“There is an expressive number of people, among the 2.3 million over-65s who have received two doses of the Pfizer vaccine against Covid-19, who are not protected”.
This is the bottom line coming out of a study by the Pharmaceutical Faculty of the University of Lisbon.
Say reports: “The conclusions are worrying scientists”.
To be fair, the writing has been on the wall for some time (exemplified by the various outbreaks in old people’s homes where all residents and staff are fully vaccinated; the hospitalisations and, in some cases, the deaths).
Says João Gonçalves, principal investigator with the Faculty’s R&D unit, the Institute of Investigation of Medication (Instituto de Investigação do Medicamento): “Unfortunately this study reveals that around 19% of people over the age of 65 never develop immunological protection.
“These numbers are worrying because we have to find these people, and then protect them from new infection…”
Explains Correio da Manhã this morning, the study’s findings followed a year in which 1,500 people aged between 20-90 were followed, specifically for their response to the Pfizer vaccine.
“The study found that antibodies present in all age groups acted equally against the Alfa variant (the one previously known as the British/ Kent variant) and the Delta (Indian), and to a lesser degree the Beta (South African) and Gamma (Brazilian) variants. People immunised developed defences that recognised other endemic coronaviruses, beyond SARS-CoV-2”, said the paper.
But four months on, results changed.
“When we tested participants’ blood samples around four months after the beginning of vaccination, the median level of inhibition was 80% in people under the age of 65, and 60% in those over the age of 65 – showing an elevated production of neutralising antibodies, but always less in older people”, explained João Gonçalves.
These findings have powered the DGS health authority decision to start rolling out booster shots in the over-65s from December, while in the United States another ‘solution’ under consideration is to inject the ‘most vulnerable’ with Covid antibodies.
Pfizer meantime has been continuing studies on its vaccine efficiency in younger age groups – “guaranteeing” that its current vaccine works well on the 5-11 age groups.
Portugal this far has not said anything official about vaccinating children under the ages of 12, but last week’s meeting at Infarmed saw interventions that suggest it is only a matter of time before this changes (click here).

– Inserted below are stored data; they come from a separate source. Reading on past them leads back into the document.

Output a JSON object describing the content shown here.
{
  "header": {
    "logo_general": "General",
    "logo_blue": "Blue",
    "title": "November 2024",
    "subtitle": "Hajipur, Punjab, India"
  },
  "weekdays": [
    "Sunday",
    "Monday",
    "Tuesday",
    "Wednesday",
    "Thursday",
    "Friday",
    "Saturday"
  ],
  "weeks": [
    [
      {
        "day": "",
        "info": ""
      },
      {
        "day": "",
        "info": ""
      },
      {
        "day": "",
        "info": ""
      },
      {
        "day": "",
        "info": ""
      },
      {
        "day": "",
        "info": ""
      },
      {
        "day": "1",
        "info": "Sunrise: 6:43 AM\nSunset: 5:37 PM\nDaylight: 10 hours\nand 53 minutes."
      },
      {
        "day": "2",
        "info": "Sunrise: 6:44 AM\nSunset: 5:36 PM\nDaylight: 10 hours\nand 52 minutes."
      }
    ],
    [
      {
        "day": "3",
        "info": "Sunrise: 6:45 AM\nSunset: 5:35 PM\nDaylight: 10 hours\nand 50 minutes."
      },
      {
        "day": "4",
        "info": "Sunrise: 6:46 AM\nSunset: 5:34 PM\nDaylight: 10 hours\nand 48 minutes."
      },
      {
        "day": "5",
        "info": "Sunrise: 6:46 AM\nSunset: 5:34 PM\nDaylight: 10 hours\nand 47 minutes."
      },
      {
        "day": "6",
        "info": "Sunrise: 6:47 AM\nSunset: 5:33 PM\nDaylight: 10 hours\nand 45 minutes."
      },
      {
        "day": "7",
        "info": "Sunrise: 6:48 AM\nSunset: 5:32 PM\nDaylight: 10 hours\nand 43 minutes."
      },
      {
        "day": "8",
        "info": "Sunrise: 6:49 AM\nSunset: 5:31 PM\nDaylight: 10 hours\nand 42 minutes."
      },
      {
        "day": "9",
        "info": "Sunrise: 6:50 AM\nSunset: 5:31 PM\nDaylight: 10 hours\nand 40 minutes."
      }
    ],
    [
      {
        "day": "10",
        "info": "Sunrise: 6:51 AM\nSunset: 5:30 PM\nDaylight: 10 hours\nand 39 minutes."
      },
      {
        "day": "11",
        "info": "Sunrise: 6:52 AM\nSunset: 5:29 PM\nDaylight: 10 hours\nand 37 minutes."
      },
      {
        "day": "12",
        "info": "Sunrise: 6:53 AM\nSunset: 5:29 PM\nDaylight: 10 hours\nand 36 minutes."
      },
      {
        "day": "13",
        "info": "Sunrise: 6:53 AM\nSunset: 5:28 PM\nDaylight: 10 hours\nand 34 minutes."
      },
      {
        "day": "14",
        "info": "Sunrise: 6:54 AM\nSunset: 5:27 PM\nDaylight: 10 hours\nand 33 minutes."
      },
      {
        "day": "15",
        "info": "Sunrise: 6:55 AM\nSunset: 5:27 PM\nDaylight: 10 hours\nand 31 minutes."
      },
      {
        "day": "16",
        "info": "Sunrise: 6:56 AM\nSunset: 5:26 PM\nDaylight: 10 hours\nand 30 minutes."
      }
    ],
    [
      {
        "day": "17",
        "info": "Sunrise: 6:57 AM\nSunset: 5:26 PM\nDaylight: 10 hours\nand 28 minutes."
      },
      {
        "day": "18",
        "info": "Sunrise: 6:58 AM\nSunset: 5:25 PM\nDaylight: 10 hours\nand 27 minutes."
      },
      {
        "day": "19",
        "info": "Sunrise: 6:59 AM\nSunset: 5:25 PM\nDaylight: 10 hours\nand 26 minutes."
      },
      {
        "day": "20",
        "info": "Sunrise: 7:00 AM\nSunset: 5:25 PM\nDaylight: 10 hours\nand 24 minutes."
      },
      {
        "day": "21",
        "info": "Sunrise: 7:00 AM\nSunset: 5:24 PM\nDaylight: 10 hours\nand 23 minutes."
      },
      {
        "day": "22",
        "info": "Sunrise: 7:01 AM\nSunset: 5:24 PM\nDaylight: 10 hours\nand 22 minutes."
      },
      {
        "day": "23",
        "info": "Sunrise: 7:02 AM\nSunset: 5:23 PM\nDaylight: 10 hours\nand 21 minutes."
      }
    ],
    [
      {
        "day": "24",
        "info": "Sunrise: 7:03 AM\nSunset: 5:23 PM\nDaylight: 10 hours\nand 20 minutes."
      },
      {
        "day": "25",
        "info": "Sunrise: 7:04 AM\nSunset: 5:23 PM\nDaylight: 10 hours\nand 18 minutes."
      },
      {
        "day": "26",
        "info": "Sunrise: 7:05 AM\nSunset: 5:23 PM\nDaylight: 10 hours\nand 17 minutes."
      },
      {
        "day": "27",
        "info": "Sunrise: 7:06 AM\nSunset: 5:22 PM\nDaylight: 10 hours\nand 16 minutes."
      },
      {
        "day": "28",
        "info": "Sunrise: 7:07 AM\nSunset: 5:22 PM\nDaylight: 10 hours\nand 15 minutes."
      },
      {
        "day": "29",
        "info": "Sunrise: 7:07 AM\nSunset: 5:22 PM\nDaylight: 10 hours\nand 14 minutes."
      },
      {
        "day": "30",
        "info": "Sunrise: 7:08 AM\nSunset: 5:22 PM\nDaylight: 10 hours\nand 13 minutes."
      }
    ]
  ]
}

The unsettling aspect of everyday reports is the continuance of ‘non-sequiturs’: for example, last week it was reported that 2nd generation vaccines are being developed (to address issues with current vaccines click here), while now news outlets are faithfully reporting that the Pfizer vaccine gives an ‘excellent immune response’ in age groups that are almost universally unaffected by SARS-CoV-2 infection.
To cap the surreal nature of these soundbites comes the news from Jornal i today that “projections point to a stable epidemic until December” – at which point there is expected to be an increase in new infections “albeit below numbers verified last year”.
The paper ends its story with the fact that Covid deaths this month have already exceeded those of September 2020 – (153 deaths in the whole of September last year versus 157 deaths this year in just over half the month…) And while the numbers of new infections are steadily appearing as dropping, data per age grouping shows that there has been “a new increase in diagnoses in people over the age of 80” compared to the week before.